Lagu Heroik Perjuangan (Osong)
Salah satu yang juga populer dari Besse langello untuk penyemangat perang melawan Belanda, sebagaimana diteliti Balai Bahasa Ujung Pandang (Darmawati, 2012)2 yang mengulas elong osong Mata Essona BuloBulo dan menemukan bahwa osong Besse Langelo mewariskan konfigurasi heroik kepada generasi muda, yaitu berperang melawan musuh demi keutuhan negeri tercinta dan mengutamakan keberanian pribadi dalam membela tanah air, dan kedua konfigurasi heroik tersebut patut diteladani. Osong ini adalah osong perjuangan yang diungkapkan untuk membangkitkan semangat para pemimpin kerajaan dan para pemberani pada saat itu. Sebagai seorang pejuang, penutur harus melawan pasukan perang Belanda agar tidak mudah masuk berkuasa di negeri Tellu LimpoE. Kutipan lagu heroik bugis tersebut dan terjemahannya adalah sebagai berikut:
- Gilissako alauk,/ ‘Tengoklah ke arah timur
- mitai caronakkonang / Lihatlah terapung‐apung
- kappalak pitubbatu e, / Kapal yang berjumlah tujuh buah
- kappalak passiunona Balanda pute mata e. / Kapal perang Belanda si putih mata
- Rekkuwasia labela tettinulukko / Jika engkau tidak rajin
- mewai mappasiduppang palek lima /bertemu tangan (melawan) dengan mereka
- temmareso Balanda pute mata e, / maka Belanda si putih mata tidak bersusah payah’
- Pada soroko labela ri langkanamu / ‘mundurlah kalian semua pulanglah ke istanamu
- mutudang siwiduwidu awiseng rilebbiremmu / engkau duduk bercengkrama dengan istri kesayanganmu
- muwassuro timpak i panimpakmu mukuwa ttellong / engkau suruh membuka jendelamu kemudian di situlah menjenguk
- Nawatakku masaliweng pasang lingkajo pammusu / dan aku sendiri keluar memakai pakaian perang
- mupomagga sulangali / engkau perhatikan
- makkunrai samanna ilek buaja / perempuan menyerang bak buaya
- botogagareng, / menganga
- mabbitte manuk to Saddek. / bertarung bagaikan ayam to Saddek
Osong lainnya dari Besse Langello juga pernah dimuat dalam Jurnal Perancis oleh Gilbert Hamonic (1980)4 yang mengulas bahasa Tuhan ke bahasa sejarah dengan catatan kaki no. 18 bahwa tolo atau epik kepahlawan bugis sering ditulis atas permintaan raja/ratu tanpa menyebutkan penulisnya sendiri dengan mengambil contoh epos yang luar biasa dari Besse Langelo yang memerintah Bulo-Bulo (Tellu LimpoE) ketika berperang melawan Belanda pada tahun 1825 sebagai berikut:
- Mamminasawa', La Puang, / Maître, je fais le serment,
- Malluru samanna ile' / D'attaquer comme l'éclair
- Buaja boto gagareng, / Semblable au roi surnaturel des crocodiles.

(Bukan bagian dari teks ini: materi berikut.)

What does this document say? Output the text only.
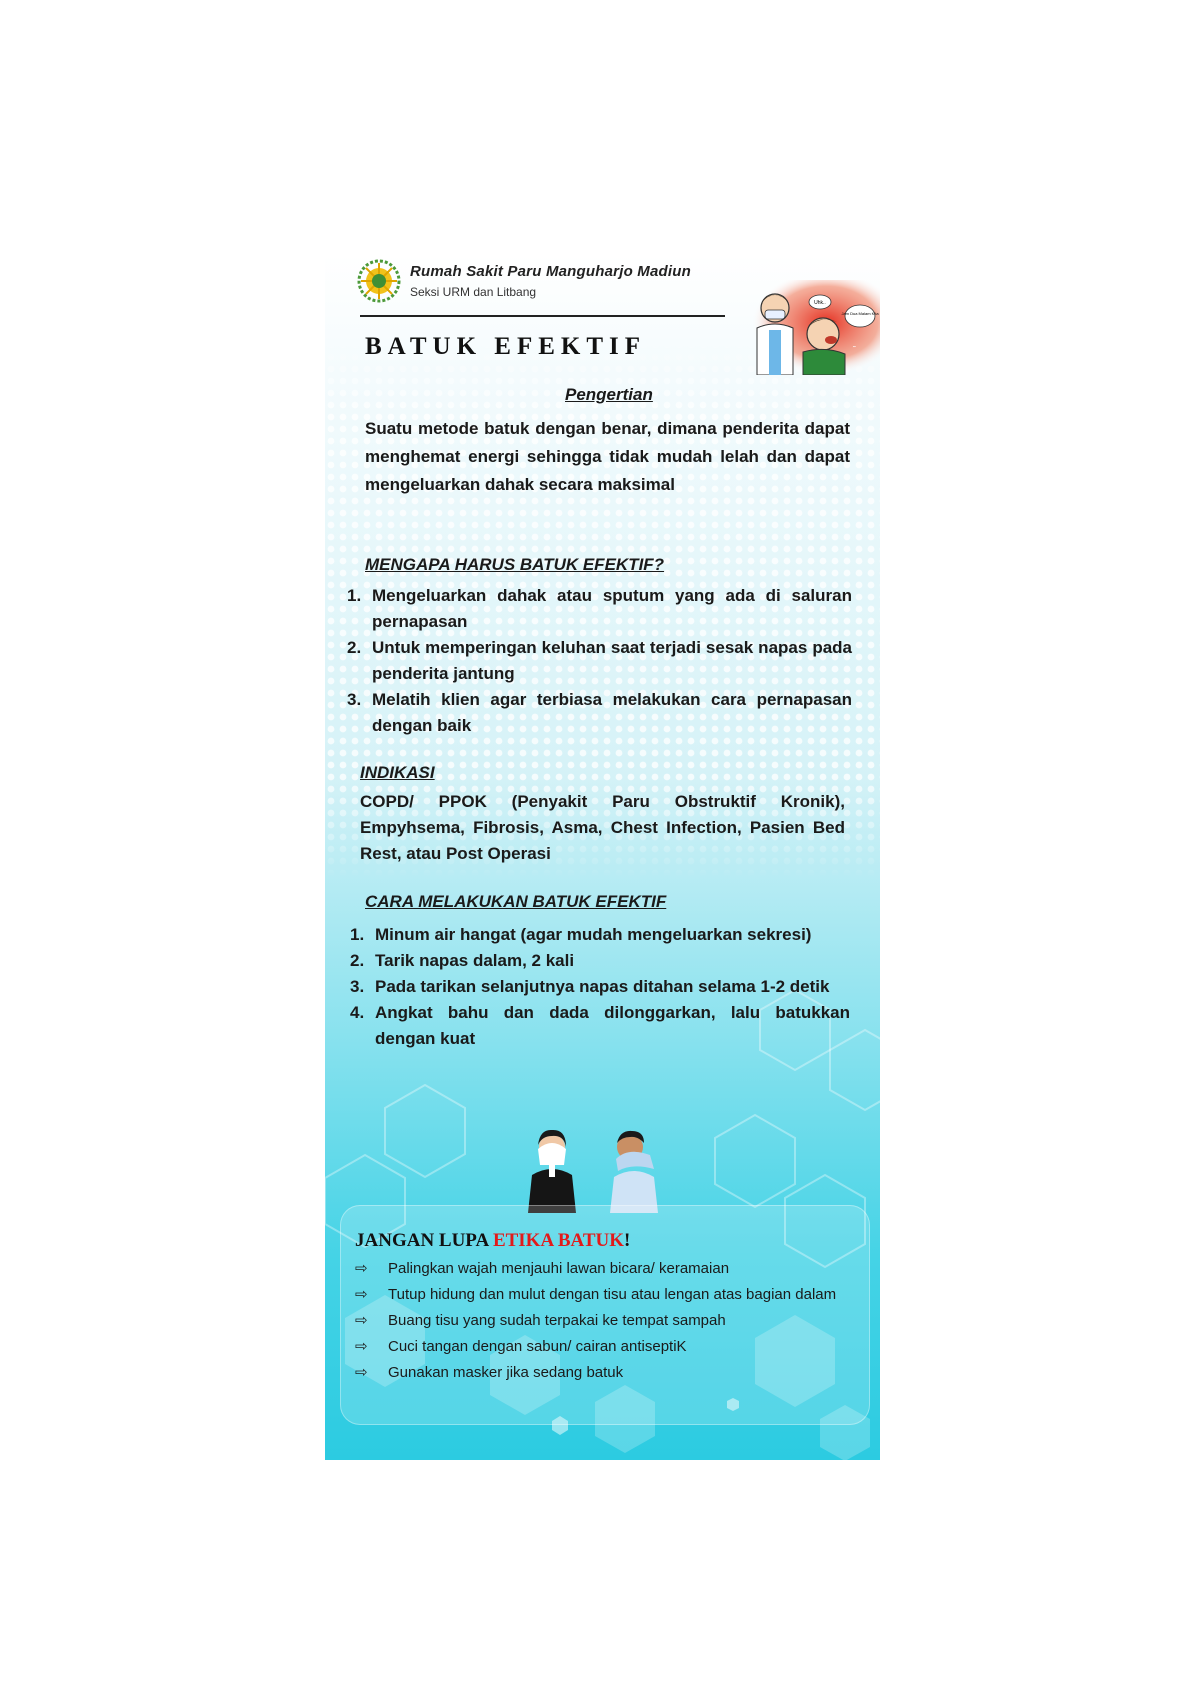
Rumah Sakit Paru Manguharjo Madiun
Seksi URM dan Litbang
BATUK EFEKTIF
Uhk..
Jam Dua Malam Kita
˜
Pengertian
Suatu metode batuk dengan benar, dimana penderita dapat menghemat energi sehingga tidak mudah lelah dan dapat mengeluarkan dahak secara maksimal
MENGAPA HARUS BATUK EFEKTIF?
1. Mengeluarkan dahak atau sputum yang ada di saluran pernapasan
2. Untuk memperingan keluhan saat terjadi sesak napas pada penderita jantung
3. Melatih klien agar terbiasa melakukan cara pernapasan dengan baik
INDIKASI
COPD/ PPOK (Penyakit Paru Obstruktif Kronik), Empyhsema, Fibrosis, Asma, Chest Infection, Pasien Bed Rest, atau Post Operasi
CARA MELAKUKAN BATUK EFEKTIF
1. Minum air hangat (agar mudah mengeluarkan sekresi)
2. Tarik napas dalam, 2 kali
3. Pada tarikan selanjutnya napas ditahan selama 1-2 detik
4. Angkat bahu dan dada dilonggarkan, lalu batukkan dengan kuat
JANGAN LUPA ETIKA BATUK!
⇨ Palingkan wajah menjauhi lawan bicara/ keramaian
⇨ Tutup hidung dan mulut dengan tisu atau lengan atas bagian dalam
⇨ Buang tisu yang sudah terpakai ke tempat sampah
⇨ Cuci tangan dengan sabun/ cairan antiseptiK
⇨ Gunakan masker jika sedang batuk
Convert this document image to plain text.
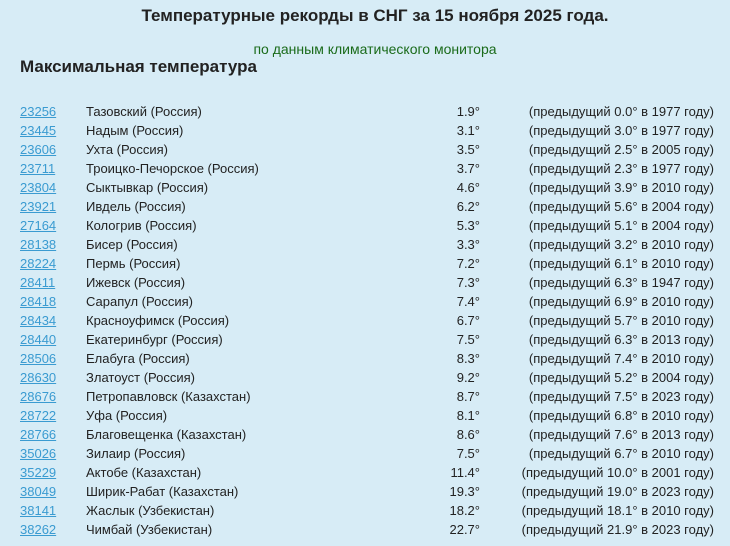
Температурные рекорды в СНГ за 15 ноября 2025 года.
по данным климатического монитора
Максимальная температура
23256 Тазовский (Россия)	1.9°	(предыдущий 0.0° в 1977 году)
23445 Надым (Россия)	3.1°	(предыдущий 3.0° в 1977 году)
23606 Ухта (Россия)	3.5°	(предыдущий 2.5° в 2005 году)
23711 Троицко-Печорское (Россия)	3.7°	(предыдущий 2.3° в 1977 году)
23804 Сыктывкар (Россия)	4.6°	(предыдущий 3.9° в 2010 году)
23921 Ивдель (Россия)	6.2°	(предыдущий 5.6° в 2004 году)
27164 Кологрив (Россия)	5.3°	(предыдущий 5.1° в 2004 году)
28138 Бисер (Россия)	3.3°	(предыдущий 3.2° в 2010 году)
28224 Пермь (Россия)	7.2°	(предыдущий 6.1° в 2010 году)
28411 Ижевск (Россия)	7.3°	(предыдущий 6.3° в 1947 году)
28418 Сарапул (Россия)	7.4°	(предыдущий 6.9° в 2010 году)
28434 Красноуфимск (Россия)	6.7°	(предыдущий 5.7° в 2010 году)
28440 Екатеринбург (Россия)	7.5°	(предыдущий 6.3° в 2013 году)
28506 Елабуга (Россия)	8.3°	(предыдущий 7.4° в 2010 году)
28630 Златоуст (Россия)	9.2°	(предыдущий 5.2° в 2004 году)
28676 Петропавловск (Казахстан)	8.7°	(предыдущий 7.5° в 2023 году)
28722 Уфа (Россия)	8.1°	(предыдущий 6.8° в 2010 году)
28766 Благовещенка (Казахстан)	8.6°	(предыдущий 7.6° в 2013 году)
35026 Зилаир (Россия)	7.5°	(предыдущий 6.7° в 2010 году)
35229 Актобе (Казахстан)	11.4°	(предыдущий 10.0° в 2001 году)
38049 Ширик-Рабат (Казахстан)	19.3°	(предыдущий 19.0° в 2023 году)
38141 Жаслык (Узбекистан)	18.2°	(предыдущий 18.1° в 2010 году)
38262 Чимбай (Узбекистан)	22.7°	(предыдущий 21.9° в 2023 году)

- Mattumpu' samanna tedong, / De cogner comme un buffle
- Mdbitte manu' tosadeng, / De combattre comme un coq ensorcelé,
- Malluhtang kua ese', / De perforer comme un instrument pointu,
- Mattoreang kua salaga,/ De réduire en morceaux comme une herse,
- Kupakkarompa'sai / Je passerai à travers les crocs
- Balanda Pute Mataé! / Des Hollandais aux yeux clairs !
- Natellu taung makkanna, / Durant trois ans, ils se firent la guerre.

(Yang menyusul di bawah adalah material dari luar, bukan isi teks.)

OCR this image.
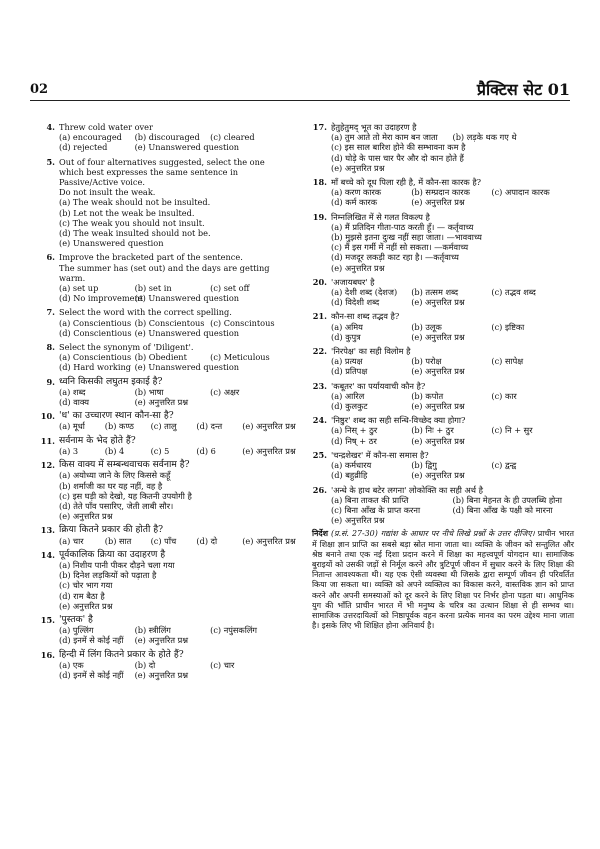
02	प्रैक्टिस सेट 01
4. Threw cold water over
(a) encouraged	(b) discouraged	(c) cleared
(d) rejected	(e) Unanswered question
5. Out of four alternatives suggested, select the one which best expresses the same sentence in Passive/Active voice.
Do not insult the weak.
(a) The weak should not be insulted.
(b) Let not the weak be insulted.
(c) The weak you should not insult.
(d) The weak insulted should not be.
(e) Unanswered question
6. Improve the bracketed part of the sentence.
The summer has (set out) and the days are getting warm.
(a) set up	(b) set in	(c) set off
(d) No improvement
(e) Unanswered question
7. Select the word with the correct spelling.
(a) Conscientious (b) Conscientous (c) Conscintous
(d) Conscientious (e) Unanswered question
8. Select the synonym of 'Diligent'.
(a) Conscientious (b) Obedient	(c) Meticulous
(d) Hard working (e) Unanswered question
9. ध्वनि किसकी लघुतम इकाई है?
(a) शब्द	(b) भाषा	(c) अक्षर
(d) वाक्य	(e) अनुत्तरित प्रश्न
10. 'ध' का उच्चारण स्थान कौन-सा है?
(a) मूर्धा	(b) कण्ठ	(c) तालु	(d) दन्त	(e) अनुत्तरित प्रश्न
11. सर्वनाम के भेद होते हैं?
(a) 3	(b) 4	(c) 5	(d) 6	(e) अनुत्तरित प्रश्न
12. किस वाक्य में सम्बन्धवाचक सर्वनाम है?
(a) अयोध्या जाने के लिए किससे कहूँ
(b) शर्माजी का घर यह नहीं, वह है
(c) इस घड़ी को देखो, यह कितनी उपयोगी है
(d) तेते पाँव पसारिए, जेती लाबी सौर।
(e) अनुत्तरित प्रश्न
13. क्रिया कितने प्रकार की होती है?
(a) चार	(b) सात	(c) पाँच	(d) दो	(e) अनुत्तरित प्रश्न
14. पूर्वकालिक क्रिया का उदाहरण है
(a) निशीय पानी पीकर दौड़ने चला गया
(b) दिनेश लड़कियों को पढ़ाता है
(c) चोर भाग गया
(d) राम बैठा है
(e) अनुत्तरित प्रश्न
15. 'पुस्तक' है
(a) पुल्लिंग	(b) स्त्रीलिंग	(c) नपुंसकलिंग
(d) इनमें से कोई नहीं	(e) अनुत्तरित प्रश्न
16. हिन्दी में लिंग कितने प्रकार के होते हैं?
(a) एक	(b) दो	(c) चार
(d) इनमें से कोई नहीं	(e) अनुत्तरित प्रश्न
17. हेतुहेतुमद् भूत का उदाहरण है
(a) तुम आते तो मेरा काम बन जाता	(b) लड़के थक गए थे
(c) इस साल बारिश होने की सम्भावना कम है
(d) घोड़े के पास चार पैर और दो कान होते हैं
(e) अनुत्तरित प्रश्न
18. माँ बच्चे को दूध पिला रही है, में कौन-सा कारक है?
(a) करण कारक	(b) सम्प्रदान कारक	(c) अपादान कारक
(d) कर्म कारक	(e) अनुत्तरित प्रश्न
19. निम्नलिखित में से गलत विकल्प है
(a) मैं प्रतिदिन गीता-पाठ करती हूँ। — कर्तृवाच्य
(b) मुझसे इतना दुःख नहीं सहा जाता। —भाववाच्य
(c) मैं इस गर्मी में नहीं सो सकता। —कर्मवाच्य
(d) मजदूर लकड़ी काट रहा है। —कर्तृवाच्य
(e) अनुत्तरित प्रश्न
20. 'अजायबघर' है
(a) देशी शब्द (देशज)	(b) तत्सम शब्द	(c) तद्भव शब्द
(d) विदेशी शब्द	(e) अनुत्तरित प्रश्न
21. कौन-सा शब्द तद्भव है?
(a) अमिय	(b) उलूक	(c) इष्टिका
(d) कुपुत्र	(e) अनुत्तरित प्रश्न
22. 'निरपेक्ष' का सही विलोम है
(a) प्रत्यक्ष	(b) परोक्ष	(c) सापेक्ष
(d) प्रतिपक्ष	(e) अनुत्तरित प्रश्न
23. 'कबूतर' का पर्यायवाची कौन है?
(a) आरिल	(b) कपोत	(c) कार
(d) कुलकुट	(e) अनुत्तरित प्रश्न
24. 'निष्ठुर' शब्द का सही सन्धि-विच्छेद क्या होगा?
(a) निस् + ठुर	(b) निः + ठुर	(c) नि + सुर
(d) निष् + ठर	(e) अनुत्तरित प्रश्न
25. 'चन्द्रशेखर' में कौन-सा समास है?
(a) कर्मधारय	(b) द्विगु	(c) द्वन्द्व
(d) बहुव्रीहि	(e) अनुत्तरित प्रश्न
26. 'अन्धे के हाथ बटेर लगना' लोकोक्ति का सही अर्थ है
(a) बिना ताकत की प्राप्ति	(b) बिना मेहनत के ही उपलब्धि होना
(c) बिना आँख के प्राप्त करना	(d) बिना आँख के पक्षी को मारना
(e) अनुत्तरित प्रश्न
निर्देश (प्र.सं. 27-30) गद्यांश के आधार पर नीचे लिखे प्रश्नों के उत्तर दीजिए। प्राचीन भारत में शिक्षा ज्ञान प्राप्ति का सबसे बड़ा स्रोत माना जाता था। व्यक्ति के जीवन को सन्तुलित और श्रेष्ठ बनाने तथा एक नई दिशा प्रदान करने में शिक्षा का महत्त्वपूर्ण योगदान था। सामाजिक बुराइयों को उसकी जड़ों से निर्मूल करने और त्रुटिपूर्ण जीवन में सुधार करने के लिए शिक्षा की नितान्त आवश्यकता थी। यह एक ऐसी व्यवस्था थी जिसके द्वारा सम्पूर्ण जीवन ही परिवर्तित किया जा सकता था। व्यक्ति को अपने व्यक्तित्व का विकास करने, वास्तविक ज्ञान को प्राप्त करने और अपनी समस्याओं को दूर करने के लिए शिक्षा पर निर्भर होना पड़ता था। आधुनिक युग की भाँति प्राचीन भारत में भी मनुष्य के चरित्र का उत्थान शिक्षा से ही सम्भव था। सामाजिक उत्तरदायित्वों को निष्ठापूर्वक वहन करना प्रत्येक मानव का परम उद्देश्य माना जाता है। इसके लिए भी शिक्षित होना अनिवार्य है।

- Ala engkaga, la bêla! / Pas un seul moment, O ami !
- Sipassoro massau tekko / Ils n'eurent l'occasion de faire trêve
- Tessipaile' matanna / Ou de ne garder qu'un seul oeil ouvert
- Napaakkua rumpu' u'ba'/ En raison de la fumée des fusils qui, des deux côtés
- Wali-wali mallalatung / S'étendait comme la mer jusqu'au firmament
Referensi
- Abduh, M. et al. (1981) Sejarah Perlawanan terhadap Imperialisme dan Kolonialisme di Sulawesi Selatan. Depdikbud, Jakarta.

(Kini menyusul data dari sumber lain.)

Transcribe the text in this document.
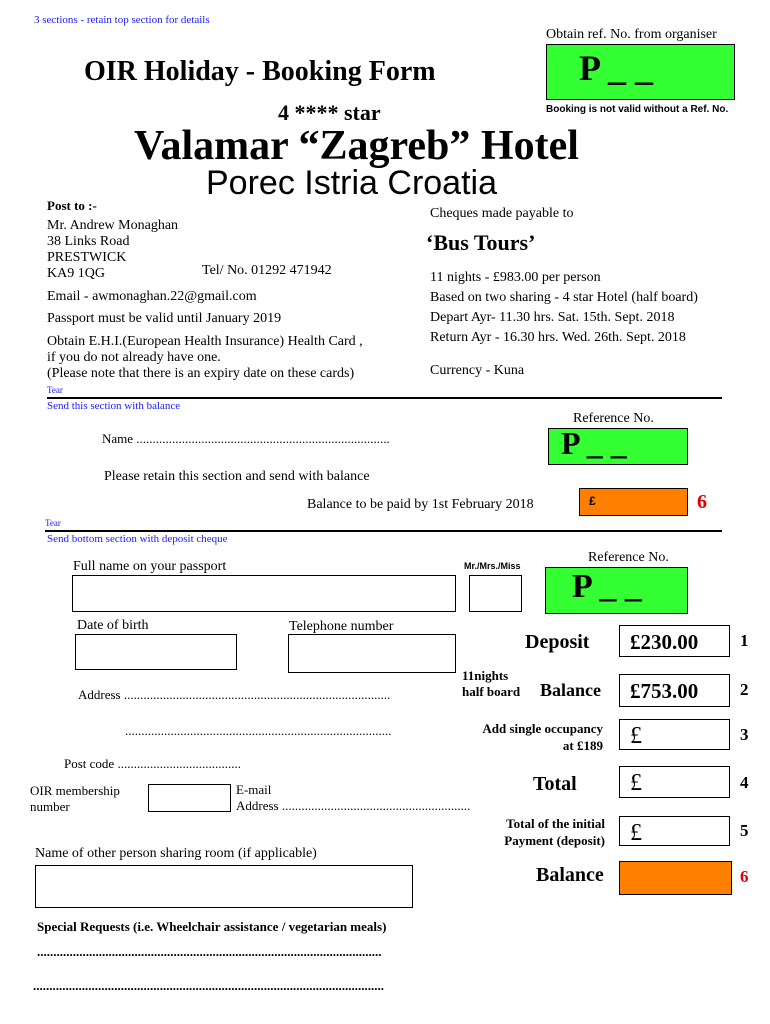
3 sections - retain top section for details
Obtain ref. No. from organiser
P _ _
Booking is not valid without a Ref. No.
OIR Holiday - Booking Form
4 **** star
Valamar “Zagreb” Hotel
Porec Istria Croatia
Post to :-
Mr. Andrew Monaghan
38 Links Road
PRESTWICK
KA9 1QG	Tel/ No. 01292 471942
Email - awmonaghan.22@gmail.com
Passport must be valid until January 2019
Obtain E.H.I.(European Health Insurance) Health Card ,
if you do not already have one.
(Please note that there is an expiry date on these cards)
Cheques made payable to
‘Bus Tours’
11 nights - £983.00 per person
Based on two sharing - 4 star Hotel (half board)
Depart Ayr- 11.30 hrs. Sat. 15th. Sept. 2018
Return Ayr - 16.30 hrs. Wed. 26th. Sept. 2018
Currency - Kuna
Tear
Send this section with balance
Reference No.
P _ _
Name ..............................................................................
Please retain this section and send with balance
Balance to be paid by 1st February 2018	£	6
Tear
Send bottom section with deposit cheque
Full name on your passport	Mr./Mrs./Miss
Reference No.
P _ _
Date of birth	Telephone number
Address ..................................................................................
..................................................................................
Post code ......................................
OIR membership
number
E-mail
Address ..........................................................
Name of other person sharing room (if applicable)
Special Requests (i.e. Wheelchair assistance / vegetarian meals)
..........................................................................................................
............................................................................................................
Deposit	£230.00	1
11nights
half board Balance	£753.00	2
Add single occupancy
at £189	£	3
Total	£	4
Total of the initial
Payment (deposit)	£	5
Balance	6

- Darmawati, B. (2012). Konfigurasi Heroik Dalam Sastra Bugis: Suatu Pendekatan Sosiologi. Jurnal Atavisme Vol 15, No 1.
- Gising, Basrah (2002). Sejarah Kerajaan Bulo-bulo, Lamatti & Tondong, Suatu Bentuk manifestasi Sinjai Bersatu. Penerbit Era Media, Makassar.
- Harmonic, G. (1980) . Du "langage des Dieux "au langage de l'Histoire. Quelques remarques à propos de l'historiographie bugis de Célèbes. Jurnal Archipel, Vol. 20.
- Pamulu, M. (2018) Besse Langello, We Mataesso Daeng Ritikka. Blog Pribadi, Jakarta.